Foto: Nicolas Economou / NurPhoto / IMAGO

Griechenlands Tourismusminister Vassilis Kikilias hat Bürgerinnen und Bürger in Deutschland angesichts von Inflation und drohender Energieknappheit aufgerufen, in seinem Land zu überwintern. »Für Herbst und Winter wäre es für uns Griechen eine große Freude, deutsche Rentner zu begrüßen, die einen ›mediterranen Winter‹ mit griechischer Gastfreundschaft, mildem Wetter und hochwertigen Dienstleistungen erleben möchten.« Das sagte Kikilias der »Bild«-Zeitung. »Wir werden hier auf Sie warten«, fügte der Minister hinzu.

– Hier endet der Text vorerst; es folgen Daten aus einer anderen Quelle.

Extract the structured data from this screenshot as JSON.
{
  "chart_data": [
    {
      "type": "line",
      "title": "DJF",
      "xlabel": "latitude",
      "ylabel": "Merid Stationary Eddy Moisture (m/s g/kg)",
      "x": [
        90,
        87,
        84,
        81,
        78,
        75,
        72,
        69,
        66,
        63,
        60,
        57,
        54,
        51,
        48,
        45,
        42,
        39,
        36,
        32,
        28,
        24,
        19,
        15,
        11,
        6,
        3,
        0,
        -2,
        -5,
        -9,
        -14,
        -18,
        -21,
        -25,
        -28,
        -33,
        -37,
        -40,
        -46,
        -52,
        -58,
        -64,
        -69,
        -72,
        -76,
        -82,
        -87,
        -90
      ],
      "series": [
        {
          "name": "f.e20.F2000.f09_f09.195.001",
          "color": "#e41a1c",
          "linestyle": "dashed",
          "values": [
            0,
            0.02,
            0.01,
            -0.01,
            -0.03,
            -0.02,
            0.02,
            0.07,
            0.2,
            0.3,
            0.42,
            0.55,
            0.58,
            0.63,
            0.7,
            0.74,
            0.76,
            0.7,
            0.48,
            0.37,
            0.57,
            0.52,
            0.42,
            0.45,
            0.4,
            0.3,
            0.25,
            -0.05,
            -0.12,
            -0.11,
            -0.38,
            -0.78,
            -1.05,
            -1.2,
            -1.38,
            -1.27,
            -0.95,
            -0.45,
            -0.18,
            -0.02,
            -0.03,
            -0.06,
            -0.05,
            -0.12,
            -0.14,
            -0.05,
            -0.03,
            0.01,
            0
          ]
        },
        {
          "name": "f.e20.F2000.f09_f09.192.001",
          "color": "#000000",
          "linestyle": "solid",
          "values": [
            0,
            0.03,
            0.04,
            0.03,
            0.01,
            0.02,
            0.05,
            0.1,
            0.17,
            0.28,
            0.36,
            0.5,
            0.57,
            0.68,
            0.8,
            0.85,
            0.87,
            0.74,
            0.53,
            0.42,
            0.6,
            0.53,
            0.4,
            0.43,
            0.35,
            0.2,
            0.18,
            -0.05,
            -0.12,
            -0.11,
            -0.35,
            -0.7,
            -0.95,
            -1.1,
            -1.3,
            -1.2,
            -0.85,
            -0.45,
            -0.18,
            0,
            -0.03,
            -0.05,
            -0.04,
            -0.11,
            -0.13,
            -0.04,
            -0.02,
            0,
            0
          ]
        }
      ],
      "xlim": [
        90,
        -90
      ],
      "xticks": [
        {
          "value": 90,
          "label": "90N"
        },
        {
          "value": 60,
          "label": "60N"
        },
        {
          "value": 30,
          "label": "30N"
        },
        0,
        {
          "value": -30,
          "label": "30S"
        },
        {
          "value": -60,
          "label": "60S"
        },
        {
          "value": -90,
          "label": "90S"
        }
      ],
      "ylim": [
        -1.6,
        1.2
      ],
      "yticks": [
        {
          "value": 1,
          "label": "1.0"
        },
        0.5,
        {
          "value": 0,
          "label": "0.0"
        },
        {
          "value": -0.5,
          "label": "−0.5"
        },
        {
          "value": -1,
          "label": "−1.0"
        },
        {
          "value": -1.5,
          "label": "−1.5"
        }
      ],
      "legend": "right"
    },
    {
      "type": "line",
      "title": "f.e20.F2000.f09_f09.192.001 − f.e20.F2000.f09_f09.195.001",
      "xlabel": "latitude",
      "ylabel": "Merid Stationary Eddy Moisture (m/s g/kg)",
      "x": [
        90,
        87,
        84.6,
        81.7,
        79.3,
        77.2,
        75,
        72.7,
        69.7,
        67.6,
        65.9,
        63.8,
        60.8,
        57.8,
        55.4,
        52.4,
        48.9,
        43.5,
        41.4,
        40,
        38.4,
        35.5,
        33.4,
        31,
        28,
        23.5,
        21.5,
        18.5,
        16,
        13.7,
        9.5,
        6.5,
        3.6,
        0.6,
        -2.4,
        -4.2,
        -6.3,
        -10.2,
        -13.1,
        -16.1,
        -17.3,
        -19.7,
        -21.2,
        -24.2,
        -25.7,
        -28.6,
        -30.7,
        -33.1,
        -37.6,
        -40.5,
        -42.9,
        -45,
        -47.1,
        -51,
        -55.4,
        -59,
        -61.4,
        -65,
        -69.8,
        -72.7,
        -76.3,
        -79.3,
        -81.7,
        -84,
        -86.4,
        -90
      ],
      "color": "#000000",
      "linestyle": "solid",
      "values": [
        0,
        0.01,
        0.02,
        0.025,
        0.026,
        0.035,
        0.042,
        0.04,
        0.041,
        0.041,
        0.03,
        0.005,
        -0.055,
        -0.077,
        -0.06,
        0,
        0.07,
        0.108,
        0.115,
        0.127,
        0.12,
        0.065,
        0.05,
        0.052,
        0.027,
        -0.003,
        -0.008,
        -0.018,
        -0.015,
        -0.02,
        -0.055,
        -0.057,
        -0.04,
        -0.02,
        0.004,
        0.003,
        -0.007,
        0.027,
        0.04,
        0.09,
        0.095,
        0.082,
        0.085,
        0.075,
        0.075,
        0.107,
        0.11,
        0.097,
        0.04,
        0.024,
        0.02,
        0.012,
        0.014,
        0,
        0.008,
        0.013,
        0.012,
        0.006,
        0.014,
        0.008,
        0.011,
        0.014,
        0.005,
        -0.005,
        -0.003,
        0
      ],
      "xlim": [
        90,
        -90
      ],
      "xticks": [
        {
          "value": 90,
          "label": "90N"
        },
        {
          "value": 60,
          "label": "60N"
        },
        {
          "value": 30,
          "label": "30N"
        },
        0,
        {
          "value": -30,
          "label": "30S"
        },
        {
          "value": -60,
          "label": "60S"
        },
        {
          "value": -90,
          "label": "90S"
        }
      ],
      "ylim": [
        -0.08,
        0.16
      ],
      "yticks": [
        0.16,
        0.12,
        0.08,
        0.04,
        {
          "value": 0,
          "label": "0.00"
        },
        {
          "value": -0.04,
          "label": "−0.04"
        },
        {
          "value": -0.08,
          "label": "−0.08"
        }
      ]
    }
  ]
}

Der Bürgermeister der Hafenstadt Chania auf der griechischen Insel Kreta schloss sich dem Aufruf an. »Wir laden jeden Deutschen ein, der in diesem Winter zu uns kommen möchte, um hier zu leben – fern der Krisen«, sagte Panagiotis Simandirakis derselben Zeitung . Kreta sei dafür sehr geeignet, »um einen Krisenwinter zu überstehen«. Hier brauche man keine Heizung im Haus. »Kein Deutscher wird in Griechenland frieren«, sagte der Bürgermeister.

EU-Kommission: »Jeder kann Gas sparen, jetzt«

Tatsächlich könnten auf Wirtschaft und Verbraucher angesichts der drohenden Gaskrise erhebliche Energiesparmaßnahmen zukommen. Ein Entwurf für einen Notfallplan der Europäischen Kommission sieht vor, dass öffentliche Gebäude, Büros und kommerzielle Gebäude ab Herbst bis maximal 19 Grad beheizt werden sollen. »Jetzt handeln kann die Auswirkungen einer plötzlichen Versorgungsunterbrechung um ein Drittel reduzieren«, heißt es in dem Text, der der Deutschen Presse-Agentur vorliegt. Es gebe mittlerweile ein »erhebliches Risiko«, dass Russland in diesem Jahr Gaslieferungen nach Europa stoppt.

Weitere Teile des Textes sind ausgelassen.